まさにLを描くかのようなありえない軌道変化に牙龍はぶっ飛ばされた。
「ガハッ!!!」
地面を無様に滑って横転して、建物の残骸に突っ込んで破片を四散していった。
ナセロンはハァハァ息を切らしつつも、技が決まった事に笑む。
「直角……!? なるほど!!!」
「戦えば戦うほど強くなっていくのはナセロンらしいな!」
ルシアとブラッドは感心する。
牙龍は瓦礫を吹き飛ばし立ち上がった。歯軋りして怒りに満ちている。
「よくも……チートスキルを!!! 破ってはならんダブーを犯しやがって!! きさまはただ俺の噛ませ犬として一方的にやられていればいいのだッ!!!」
牙龍は二刀流の剣を構え、凄まじいオーラを噴き上げていく。
ナセロンは油断なく構える。
チートスキル『英合盛世』は牙龍の怒りを汲んで、目の前のナセロンを惨殺すべき新たに技を編み出そうとする。まさに技の自動生成だ。

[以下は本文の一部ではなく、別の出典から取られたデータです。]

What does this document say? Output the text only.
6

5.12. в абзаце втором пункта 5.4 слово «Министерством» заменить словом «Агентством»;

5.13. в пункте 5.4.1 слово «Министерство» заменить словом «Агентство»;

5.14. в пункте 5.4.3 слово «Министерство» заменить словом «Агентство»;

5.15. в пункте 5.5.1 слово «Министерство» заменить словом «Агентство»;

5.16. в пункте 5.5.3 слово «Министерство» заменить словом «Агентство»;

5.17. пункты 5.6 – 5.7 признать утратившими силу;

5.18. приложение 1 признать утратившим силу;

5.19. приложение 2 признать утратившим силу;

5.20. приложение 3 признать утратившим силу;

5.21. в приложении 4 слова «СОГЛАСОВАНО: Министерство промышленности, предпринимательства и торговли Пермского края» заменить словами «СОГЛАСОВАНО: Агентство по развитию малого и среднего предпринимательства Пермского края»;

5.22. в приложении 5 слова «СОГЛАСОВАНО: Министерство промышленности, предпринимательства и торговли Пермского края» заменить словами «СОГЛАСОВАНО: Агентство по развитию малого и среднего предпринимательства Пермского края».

剣に任せて牙龍は身を委ねると、まるで鍛えこまれたかのように勝手に手足が動く。
その上、左右合計四本の腕でW両手持ちする二刀流になっていた。
「死刃残影流奥義・十死残影剣!!!」
牙龍の両手持ち二刀流が巨大な十字の軌跡を描き、ナセロンを呑み込んだ。
それは遥か先の建物を次々貫通して国外の砂漠にまで衝撃波が走って、ボーンと砂丘が大規模に爆ぜた。
「これは素晴らしいッ!! 下らぬ努力も苦労もなく、なんの代償も払わず、お手軽に大技まで生成してカンタンに敵を打ちのめすッ!!! これぞ最強のチートスキルッ!!! ハーッハハハハハハ!!!!」
初めて繰り出した高威力の技を目の辺りにして、牙龍は歓喜して有頂天になった。
それを見てカナリア姫と雷霆天尊は嫌悪した。
ルシアもブラッドも見下げ果てた、と哀れみを向けた。